Шузы

Слава Савватеев
Вещи, «тряпки», «шмотки» - бездушные повелители, мотиваторы, властелины, поработители. Отнюдь не всегда и не для каждого. Порой в вещах сокрыты знаковые события, просто воспоминания об ушедшем, далеком, дорогом. И тогда вещи – символы того ушедшего, хрупкий мостик в прошлое, по которому, осторожно нащупывая путь, ступаешь кратко, нервически, опасливо.

Эта пара свалилась мне на голову. С антресолей. В момент поиска подходящей обувки для февральской поездки в Цимлянск, почти «на юга». Здесь снега-ветра, там - почти весна. Весна, омраченная внезапной утратой – скропостижным уходом молодого (каких-то 44 лет), жизнелюбивого, доброго человека – дяди Миши. Летчик, офицер, комэска, образчик антисоветского шика (в Союзе 70-х и 80-х), ролевая модель Мужчины, просто жизнелюбивый и светлый Человек. Умер. Не стало его среди нас. Едем с матушкой поклониться и проводить.

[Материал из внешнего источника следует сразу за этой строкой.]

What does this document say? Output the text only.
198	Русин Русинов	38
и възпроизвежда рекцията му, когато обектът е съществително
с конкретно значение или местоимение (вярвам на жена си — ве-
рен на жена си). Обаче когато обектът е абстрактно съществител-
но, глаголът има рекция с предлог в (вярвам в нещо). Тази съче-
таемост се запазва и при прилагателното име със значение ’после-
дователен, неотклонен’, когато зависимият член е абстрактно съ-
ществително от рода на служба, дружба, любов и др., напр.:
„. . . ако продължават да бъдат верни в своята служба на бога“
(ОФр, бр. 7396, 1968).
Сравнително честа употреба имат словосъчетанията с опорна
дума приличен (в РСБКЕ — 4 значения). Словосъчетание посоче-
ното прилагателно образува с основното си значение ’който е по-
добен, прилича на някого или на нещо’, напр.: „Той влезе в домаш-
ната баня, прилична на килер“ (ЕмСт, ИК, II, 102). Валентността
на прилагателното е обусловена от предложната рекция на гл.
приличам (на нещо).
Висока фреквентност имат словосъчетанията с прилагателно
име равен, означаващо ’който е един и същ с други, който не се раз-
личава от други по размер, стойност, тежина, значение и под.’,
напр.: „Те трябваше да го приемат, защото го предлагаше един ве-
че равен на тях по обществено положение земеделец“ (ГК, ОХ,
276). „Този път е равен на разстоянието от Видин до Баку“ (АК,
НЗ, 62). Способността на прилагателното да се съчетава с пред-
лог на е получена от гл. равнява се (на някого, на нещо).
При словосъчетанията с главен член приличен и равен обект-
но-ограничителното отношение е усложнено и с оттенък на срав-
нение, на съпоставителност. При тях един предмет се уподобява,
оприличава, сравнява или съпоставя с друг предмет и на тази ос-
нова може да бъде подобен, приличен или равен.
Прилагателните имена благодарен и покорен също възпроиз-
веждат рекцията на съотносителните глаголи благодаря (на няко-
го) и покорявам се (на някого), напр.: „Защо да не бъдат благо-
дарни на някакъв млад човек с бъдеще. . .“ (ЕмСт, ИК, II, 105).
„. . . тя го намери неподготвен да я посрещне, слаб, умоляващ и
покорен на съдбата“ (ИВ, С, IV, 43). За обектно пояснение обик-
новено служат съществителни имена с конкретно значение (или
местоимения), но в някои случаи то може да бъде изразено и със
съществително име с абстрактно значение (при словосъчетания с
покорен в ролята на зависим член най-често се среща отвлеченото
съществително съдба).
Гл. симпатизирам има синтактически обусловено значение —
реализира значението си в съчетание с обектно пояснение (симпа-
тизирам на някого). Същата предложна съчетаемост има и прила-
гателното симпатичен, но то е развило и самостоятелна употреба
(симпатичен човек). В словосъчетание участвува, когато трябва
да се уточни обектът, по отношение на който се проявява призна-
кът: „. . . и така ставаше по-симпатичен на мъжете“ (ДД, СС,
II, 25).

Шузы от него, от дяди Миши. Привозные, из Венгрии 80-х – почти заграницы, полукапиталистической советской окраины. Вожделенный фетиш советского школьника-горожанина – высокие «кроссы» на шнуровке, с длинным языком, кожаные и зимние. Отец вручил на Новый год конца 80-х. Новый год на изломе эпох, когда впервые по ТВ - глубоко полночный концерт, размашистое шоу, наполненное ослепляющими прожекторами, диковинными камерами-вертушками (роботами без двуногих операторов!), сжимающим сердце звуком запретных хитов, с эпическим выходом Дэйва Гаана, находившегося в зените славы и наркотического угара.

Избитые, стоптанные, пожелтевшие «тапки» лишь по случайности не оказавшиеся на помойке. Купленные сыну старшекласснику с небольших родительских зарплат, подаренные  на вырост и не без назидательного брюзжания («носи бережно - в наше-то время за такие «сумасшедшие доллары» детям обувь не покупалась!»). Символ дворового равенства и братства с детьми выездных предков и тщательно скрываемого превосходства над иными и прочими («кичливому буржуазному чванству нет места в Стране развитого социализма»).

Цимлянск встретил промозглым ветром, мокрым снегом, слезами и скорбью большой семьи. Дядю Мишу хоронили на окраине станичного кладбища, широко раскинувшего в привольной донской степи. У черного жерла могилы - оцепенел от холода (нелепо переминаясь в памятных кроссах), от нестерпимой боли утраты и глухой обиды на Страну… Советский офицер, отважный летчик, бесшабашный и щедрый франт закончил свой путь колхозным коммивояжером в нищете и невостребованности - сходя поутру с вагонных ступеней (после очередной поездки и постылых споров с попутчиками о сущем и будущем), тяжело охнув, осел на перрон… Сердце остановилось. Избавление пришло.

Грохнул первый залп. И еще один. И последний. Проводили дядю Мишу.